Sigma confirmed its guidance, provided on August 11, of underlying EBIT of $90 million for the full 2018 fiscal year and CEO, Mark Hooper says a number of factors point to a more positive outlook for fiscal 2019.
“The signs are good that momentum is swinging back in our favour," Mr Hooper said in statement on Thursday.
“This is supported by a combination of our pipeline of pharmacy brand members, service improvements and efficiency gains from Project Renew and the opening of our Berrinba distribution centre in Queensland, along with the ramp-up of new service contracts in hospitals and logistics."
Investors also liked the news that it had agreed to buy dose administration services provider Medication Packaging Systems (MPS) for $18.5 million.
Mr Hooper said the acquisition fits in with the company’s strategy of becoming a broader healthcare company and MPS provided another avenue of growth.
MPS is the country’s largest provider of medication management services to the aged care sector, and to community pharmacies across Australia.
Sigma said yesterday completion of the acquisition is expected to occur on 30 September.

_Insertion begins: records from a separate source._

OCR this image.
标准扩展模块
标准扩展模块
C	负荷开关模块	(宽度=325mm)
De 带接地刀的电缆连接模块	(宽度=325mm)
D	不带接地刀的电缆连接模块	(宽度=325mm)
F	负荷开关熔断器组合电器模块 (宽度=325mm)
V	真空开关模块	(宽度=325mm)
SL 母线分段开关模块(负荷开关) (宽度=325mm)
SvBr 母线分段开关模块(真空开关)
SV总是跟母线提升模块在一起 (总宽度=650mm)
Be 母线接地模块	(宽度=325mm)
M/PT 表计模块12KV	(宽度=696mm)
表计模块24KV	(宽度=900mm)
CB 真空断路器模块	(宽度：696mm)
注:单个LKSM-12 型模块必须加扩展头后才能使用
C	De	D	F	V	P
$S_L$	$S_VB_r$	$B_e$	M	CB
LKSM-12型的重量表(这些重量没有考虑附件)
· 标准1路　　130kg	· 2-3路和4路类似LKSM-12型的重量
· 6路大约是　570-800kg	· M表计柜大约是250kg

Interim dividend was maintained at 2.5 cents a share, fully franked. The big imponderable is the bad blood between Sigma and major customer the My Chemist/Chemist Warehouse Group.
Whilst it is still some way off, it is possible MC/CW may not renew its supply agreement with Sigma when it expires in June 2019.
This would put a serious dent in its earnings that would be hard to fill. The dispute erupted in May and knocked 28% off the Sigma share price. Sigma went to court and in July announced that its action was ending and that the two parties would talk.
The argument is over a disputed wholesale supply agreement. Sigma started legal action in May after the massive privately-owned My Chemist/Chemist Warehouse Group indicated it was going to source products from another wholesaler.
Sigma, which owns the Amcal and Guardian brands, maintains that My Chemist/Chemist Warehouse Group, under an agreement running to June 2019, is not entitled to acquire products from another wholesaler.
Sigma said in late July that it had entered a formal negotiation to seek a commercial resolution to the dispute.
“If a commercial resolution is not reached the parties have agreed to confidential and binding mediation and arbitration,” Sigma said.
And that remains the biggest issue around the stock and its share price.